Wiesmüller: Die Deutsche Gesellschaft für Technische Bildung setzt sich für eine flächendeckende Technische Bildung für alle ein: also für jedes Alter und alle Schularten, von der Grundschule bis ins Gymnasium, und für Mädchen und Jungen gleichermaßen. Sehen Sie die Notwendigkeit, gerade mit Blick auf die Technik, die Sie erforschen und entwickeln, diesem Anliegen Nachdruck zu verleihen?

Burchhardt: Eine technische Bildung würde helfen, die unbegründeten Ängste vor der Technologie zu verlieren und die Kraft lieber in die dringend nötige Verbesserung und Weiterentwicklung der Technologie zu investieren. Dazu gehören auch Fragen nach Datenschutz, ethischer Gestaltung, Transparenz, aber eben auch bestmöglicher Qualität. Vieles davon sind eher gesellschaftliche als technologische Fragen, aber ohne ein Minimum an technischem Verständnis schwer zu diskutieren. Insgesamt sollte man immer versuchen — auch im Informatikunterricht — ein Grundverständnis der Technologie aufzubauen. Das trägt dann auch zur digitalen Kompetenz bei und lässt einen verstehen, wie z.B. Filterblasen in Sozialen Medien oder Videomanipulation funktionieren. Es reicht nicht, nur Programme „von außen“ zu bedienen.

Wiesmüller: Wie sieht aus Ihrer Sicht das Klassenzimmer der nahen Zukunft aus? Wie die Lernprozesse? Werden wir noch Bleistift, Füllfederhalter, Heft und Buch haben? Oder lernen Kinder nur mehr mit Laptop und im Internet? Wie sinnlich stellen Sie sich die Lernumgebung vor?

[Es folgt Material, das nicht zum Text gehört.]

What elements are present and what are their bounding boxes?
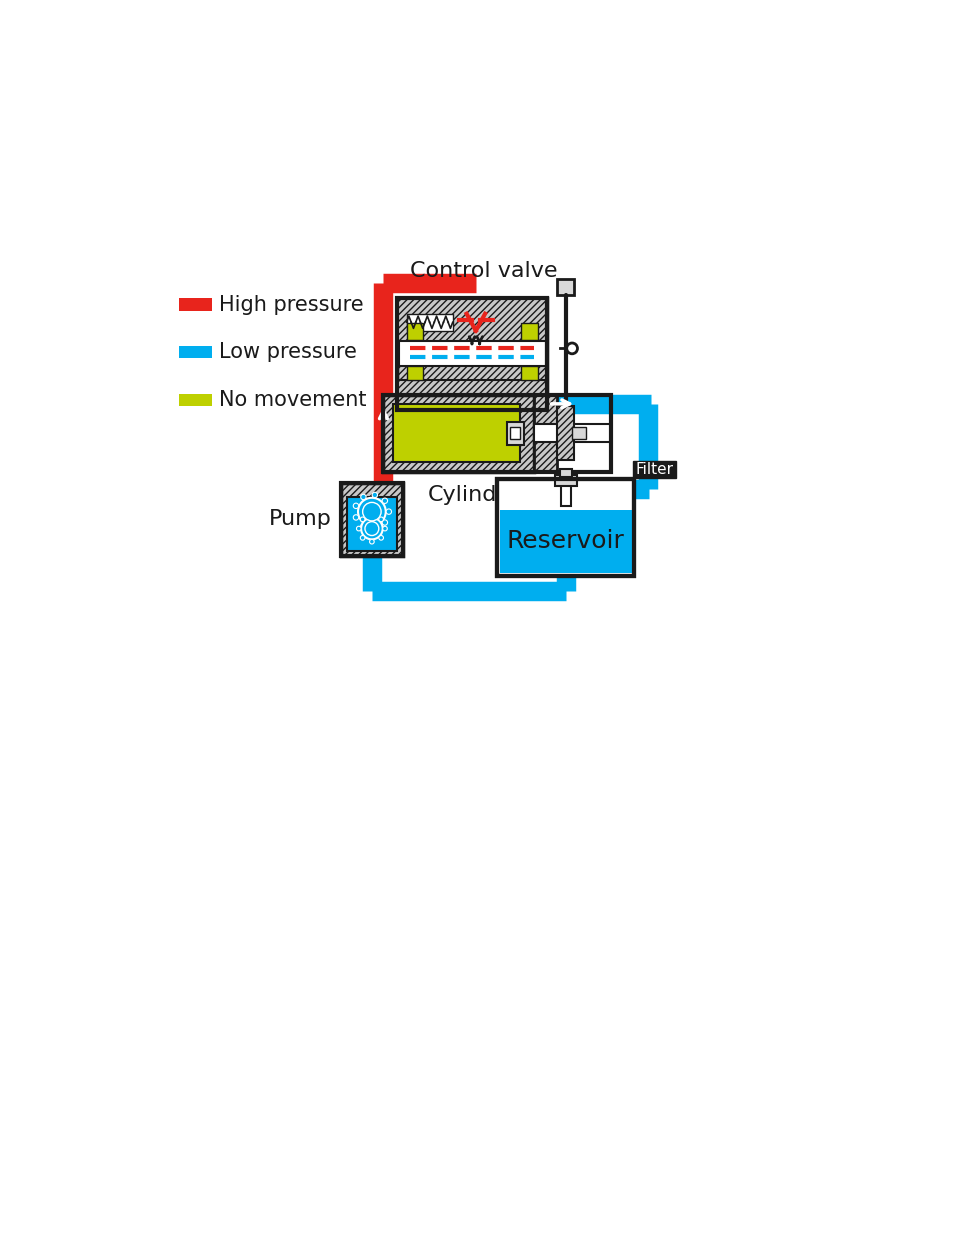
Bar [520, 395, 536, 410]
Circle shape [382, 498, 387, 504]
Bar [555, 475, 577, 487]
Bar [497, 479, 634, 576]
Bar [398, 341, 545, 366]
Bar [383, 395, 610, 472]
Circle shape [361, 517, 382, 540]
Circle shape [360, 536, 365, 540]
Circle shape [386, 509, 391, 514]
Bar [557, 406, 573, 461]
Bar [396, 299, 547, 410]
Text: Cylinder: Cylinder [427, 485, 519, 505]
Bar [406, 314, 453, 331]
Circle shape [360, 524, 366, 529]
Bar [179, 299, 212, 311]
Circle shape [365, 521, 378, 536]
Circle shape [372, 493, 377, 498]
Bar [179, 346, 212, 358]
Text: Filter: Filter [635, 462, 673, 477]
Bar [396, 380, 547, 410]
Bar [396, 299, 547, 410]
Bar [560, 483, 571, 506]
Circle shape [566, 343, 577, 353]
Bar [409, 395, 424, 410]
Bar [406, 324, 423, 340]
Bar [497, 479, 634, 576]
Circle shape [360, 494, 366, 500]
Bar [383, 395, 533, 472]
Circle shape [378, 536, 383, 540]
Circle shape [362, 503, 381, 521]
Bar [396, 299, 547, 343]
Text: Low pressure: Low pressure [219, 342, 357, 362]
Bar [347, 496, 396, 551]
Circle shape [369, 514, 374, 517]
Bar [572, 427, 585, 440]
Circle shape [382, 520, 387, 525]
Bar [520, 324, 537, 340]
Circle shape [378, 517, 383, 521]
Text: Pump: Pump [269, 509, 332, 530]
Bar [499, 510, 632, 573]
Circle shape [357, 498, 385, 526]
Circle shape [353, 515, 358, 520]
Circle shape [369, 540, 374, 543]
Bar [632, 461, 676, 478]
Circle shape [372, 526, 377, 531]
Bar [409, 410, 536, 424]
Circle shape [353, 503, 358, 509]
Circle shape [356, 526, 361, 531]
Circle shape [382, 526, 387, 531]
Bar [520, 366, 537, 380]
Bar [406, 366, 423, 380]
Text: No movement: No movement [219, 390, 367, 410]
Bar [179, 394, 212, 406]
Bar [510, 427, 519, 440]
Text: High pressure: High pressure [219, 294, 364, 315]
Bar [341, 483, 402, 556]
Bar [393, 404, 519, 462]
Bar [341, 483, 402, 556]
Bar [506, 421, 523, 445]
Text: Control valve: Control valve [410, 262, 557, 282]
Circle shape [360, 517, 365, 521]
Text: Reservoir: Reservoir [506, 529, 624, 552]
Bar [559, 469, 572, 477]
Bar [533, 424, 610, 442]
Bar [533, 395, 557, 472]
Bar [557, 279, 574, 294]
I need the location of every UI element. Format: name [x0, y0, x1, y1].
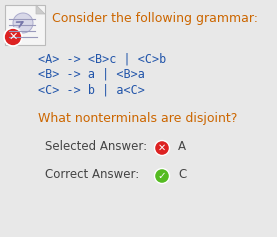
Text: What nonterminals are disjoint?: What nonterminals are disjoint? — [38, 112, 237, 125]
Circle shape — [155, 141, 170, 155]
Text: Consider the following grammar:: Consider the following grammar: — [52, 12, 258, 25]
FancyBboxPatch shape — [5, 5, 45, 45]
Text: <A> -> <B>c | <C>b: <A> -> <B>c | <C>b — [38, 52, 166, 65]
Circle shape — [4, 28, 22, 46]
Text: <C> -> b | a<C>: <C> -> b | a<C> — [38, 84, 145, 97]
Circle shape — [13, 13, 33, 33]
Text: Correct Answer:: Correct Answer: — [45, 168, 139, 181]
Text: <B> -> a | <B>a: <B> -> a | <B>a — [38, 68, 145, 81]
Text: Selected Answer:: Selected Answer: — [45, 140, 147, 153]
Text: ✕: ✕ — [158, 143, 166, 153]
Text: ✓: ✓ — [158, 171, 166, 181]
Circle shape — [155, 169, 170, 183]
Text: A: A — [178, 140, 186, 153]
Text: C: C — [178, 168, 186, 181]
Text: ✕: ✕ — [8, 32, 18, 42]
Polygon shape — [36, 5, 45, 14]
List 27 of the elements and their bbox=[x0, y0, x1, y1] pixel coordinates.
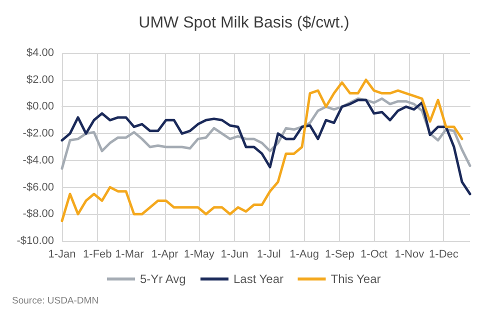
y-tick-label: $4.00 bbox=[26, 47, 54, 59]
x-tick-label: 1-Jun bbox=[220, 248, 248, 260]
y-tick-label: $0.00 bbox=[26, 100, 54, 113]
x-tick-label: 1-Jan bbox=[48, 248, 76, 260]
legend-label: Last Year bbox=[233, 272, 284, 286]
x-tick-label: 1-Jul bbox=[256, 248, 281, 260]
source-note: Source: USDA-DMN bbox=[12, 296, 99, 306]
y-tick-label: -$4.00 bbox=[22, 154, 54, 166]
y-tick-label: -$6.00 bbox=[22, 181, 54, 194]
line-series bbox=[60, 98, 472, 196]
y-tick-label: -$2.00 bbox=[22, 128, 54, 140]
x-tick-label: 1-Sep bbox=[325, 248, 354, 260]
x-tick-label: 1-Nov bbox=[394, 248, 425, 260]
legend-label: This Year bbox=[330, 272, 381, 286]
x-tick-label: 1-Dec bbox=[429, 248, 459, 260]
x-tick-label: 1-Mar bbox=[115, 248, 144, 260]
line-series bbox=[60, 78, 464, 222]
x-tick-label: 1-Oct bbox=[360, 248, 388, 260]
x-tick-label: 1-Apr bbox=[151, 248, 179, 260]
y-tick-label: $2.00 bbox=[26, 74, 54, 86]
y-tick-label: -$8.00 bbox=[22, 208, 54, 220]
x-tick-label: 1-May bbox=[184, 248, 215, 260]
legend-label: 5-Yr Avg bbox=[140, 272, 186, 286]
x-tick-label: 1-Aug bbox=[290, 248, 319, 260]
x-tick-label: 1-Feb bbox=[83, 248, 112, 260]
chart-title: UMW Spot Milk Basis ($/cwt.) bbox=[138, 14, 350, 32]
y-tick-label: -$10.00 bbox=[16, 235, 54, 247]
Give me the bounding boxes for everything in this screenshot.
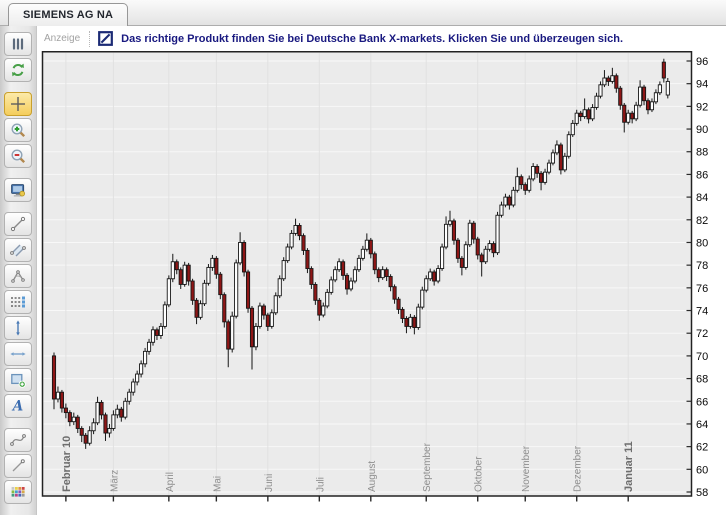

Burchardt: Eigentlich ist es irrelevant, wie ich mir Klassenzimmer vorstelle. Das ist ja nicht meine Expertise. Zur vorigen Frage könnte ich noch ergänzen, dass mir eine Grundbildung in Ästhetik wie Farbe, Form, Proportion, Oberfläche ein Anliegen wäre. Das würde unsere analoge und digitale Welt sicher insgesamt schöner machen. Wie die ideale Lernumgebung aussehen soll, müssen Pädagogen zusammen mit den Betroffenen wie Schülern und Eltern herausfinden. Da möchte ich mich zurückhalten. Gerne spitze ich dann wieder die Ohren, wenn bestimmte technische Hilfsmittel gestaltet werden sollen. Ich selber schreibe gerne mit Bleistift und Füllfederhalter, allerdings passiert letzteres so selten, dass dieser praktisch immer ausgetrocknet ist, wenn ich ihn brauche.

Wiesmüller: Im Technikunterricht in den Schulen kommen nach wie vor Werkzeuge und reale Materialien zum Einsatz. Ist das antiquiert, wenn uns der Alltag mit fortschreitender KI doch ganz anderes abfordert?

Burchardt: Man sollte das eine tun ohne das andere zu lassen. Viele digitale Werkzeuge sind ja den analogen nachempfunden, da diese einfach gut waren. Wenn sie mal ein modernes Mischpult bei einem Konzert sehen, dann ist das halb Software auf großen Monitoren und halb sind es dann doch die großen Boards mit den vielen Drehreglern, da diese sich als Schnittstelle bewährt haben. Das ist jetzt vielleicht keine sehr spektakuläre Antwort, aber so sehe ich das. Eher Evolution als Revolution.

Wiesmüller: Herr Burchardt, haben Sie herzlichen Dank für das Gespräch.